Quale persona civile vivrebbe in un luogo definito “Giungla”? Perché nell’epoca della declamata civiltà, alcuni esseri umani sono costretti e vivere come bestie, in ghetti, in lager moderni ?

Muro: derive nazionaliste

Non è e non può essere un caso la tendenza xenofoba che si sta espandendo in tutta Europa. Nuovi muri si stanno issando. Basti pensare a quanti consensi, soprattutto nelle periferie, ha la Lega in Italia, complice la scomparsa di una sinistra alternativa a quella del PD. In Germania, nelle elezioni regionali in Meclemburgo, il partito Cdu della cancelliera Angela Merkel, col 19,0% dei voti, è stato superato dai populisti di destra anti-migranti dell’Alternativa per la Germania (Afd) che hanno ottenuto il 20,8%. In Francia, le proteste di luglio contro la riforma del codice del lavoro (il jobs act italiano), oltre che dai sindacati, sono state galoppate dal Fronte Nazionale, partito di cui è presidente l’europarlamentare Le Pen.

Nella stessa Calais, pochi giorni fa, c’è stata una protesta dei camionisti e commercianti che sono scesi nell’autostrada A16 proprio per chiedere sicurezza e per protestare contro la presenza dei rifugiati nella parte settentrionale della Francia.

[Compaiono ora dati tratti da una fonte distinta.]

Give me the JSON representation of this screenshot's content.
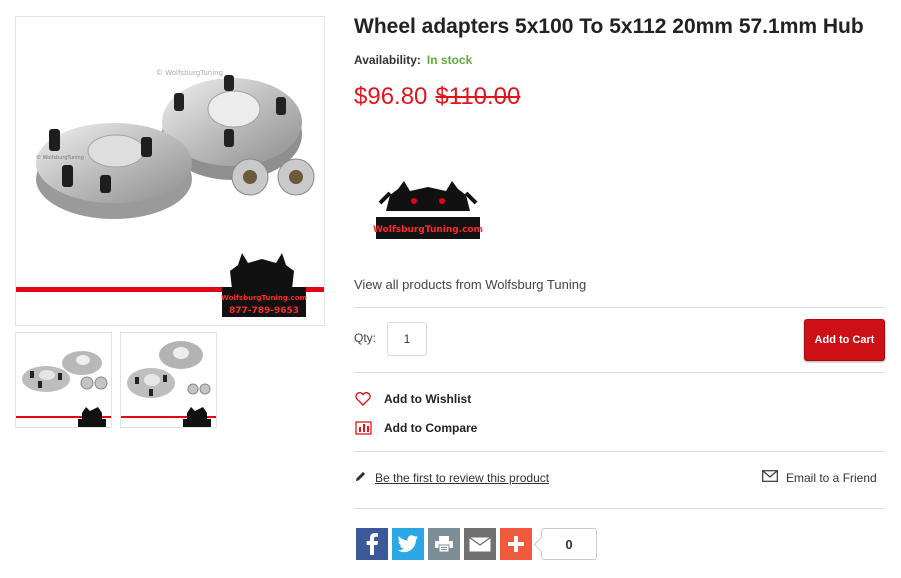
{
  "product": {
    "title": "Wheel adapters 5x100 To 5x112 20mm 57.1mm Hub",
    "availability_label": "Availability:",
    "availability_value": "In stock",
    "price": "$96.80",
    "old_price": "$110.00",
    "brand_link": "View all products from Wolfsburg Tuning"
  },
  "images": {
    "watermark": "© WolfsburgTuning",
    "logo_text": "WolfsburgTuning.com",
    "phone": "877-789-9653"
  },
  "purchase": {
    "qty_label": "Qty:",
    "qty_value": "1",
    "add_to_cart": "Add to Cart"
  },
  "actions": {
    "wishlist": "Add to Wishlist",
    "compare": "Add to Compare",
    "review": "Be the first to review this product",
    "email_friend": "Email to a Friend"
  },
  "share": {
    "count": "0"
  },
  "colors": {
    "price_red": "#e4141d",
    "stock_green": "#5cae3a",
    "cart_red": "#cc1016",
    "facebook": "#3b5998",
    "twitter": "#2aa7e4",
    "print": "#7c8d95",
    "email": "#707070",
    "plus": "#f1593a"
  },
  "icons": [
    "heart-icon",
    "chart-icon",
    "pencil-icon",
    "envelope-icon",
    "facebook-icon",
    "twitter-icon",
    "print-icon",
    "mail-icon",
    "plus-icon"
  ]
}
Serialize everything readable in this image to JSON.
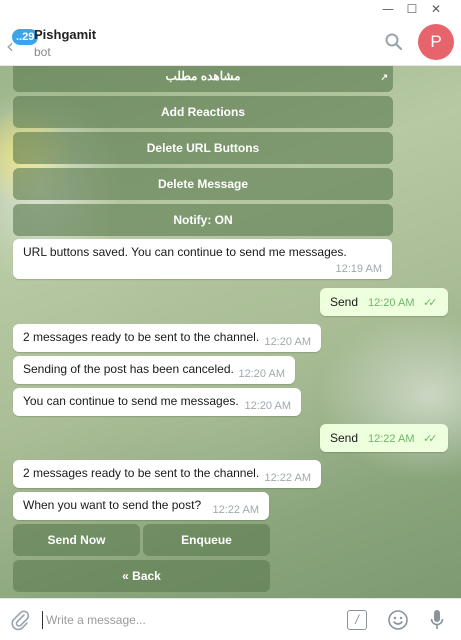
{
  "window": {
    "minimize": "—",
    "maximize": "☐",
    "close": "✕"
  },
  "header": {
    "back_arrow": "‹",
    "unread_count": "29",
    "title": "Pishgamit",
    "subtitle": "bot",
    "avatar_letter": "P"
  },
  "keyboard_top": [
    {
      "label": "مشاهده مطلب"
    },
    {
      "label": "Add Reactions"
    },
    {
      "label": "Delete URL Buttons"
    },
    {
      "label": "Delete Message"
    },
    {
      "label": "Notify: ON"
    }
  ],
  "messages": [
    {
      "text": "URL buttons saved. You can continue to send me messages.",
      "time": "12:19 AM"
    },
    {
      "text": "Send",
      "time": "12:20 AM"
    },
    {
      "text": "2 messages ready to be sent to the channel.",
      "time": "12:20 AM"
    },
    {
      "text": "Sending of the post has been canceled.",
      "time": "12:20 AM"
    },
    {
      "text": "You can continue to send me messages.",
      "time": "12:20 AM"
    },
    {
      "text": "Send",
      "time": "12:22 AM"
    },
    {
      "text": "2 messages ready to be sent to the channel.",
      "time": "12:22 AM"
    },
    {
      "text": "When you want to send the post?",
      "time": "12:22 AM"
    }
  ],
  "keyboard_bottom": {
    "send_now": "Send Now",
    "enqueue": "Enqueue",
    "back": "« Back"
  },
  "composer": {
    "placeholder": "Write a message...",
    "commands_glyph": "/"
  },
  "colors": {
    "accent": "#3ca5e8",
    "avatar": "#e8646c",
    "outgoing_bubble": "#eeffde",
    "ticks": "#6fb56a"
  },
  "icons": [
    "back-arrow-icon",
    "search-icon",
    "attach-icon",
    "commands-icon",
    "emoji-icon",
    "microphone-icon",
    "double-check-icon"
  ]
}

Oltre il muro: se questo è un uomo

“C’è ancora un fascismo, non necessariamente identico a quello del passato. C’è un nuovo verbo: non siamo tutti uguali, non tutti abbiamo gli stessi diritti. Dove questo verbo attecchisce, alla fine c’è il Lager.” Primo Levi

È bene ricordare. È bene conoscere. Nel mondo, nel Medio Oriente, nel Nord Africa, altri esseri umani, con i nostri stessi bisogni e sogni, muoiono non per scelta; vivono in territori di guerra non per scelta; scappano lontano da casa non per scelta. Ciò che la civiltà europea può fare è adottare una politica di accoglienza che difenda il diritto di essere uomo, il diritto di essere una persona. Costruire muri, per nascondere dalla vista il dolore di questi uomini, non farà scomparire il loro dolore, lo velerà soltanto. Ma lì dietro, le persone continueranno a soffrire.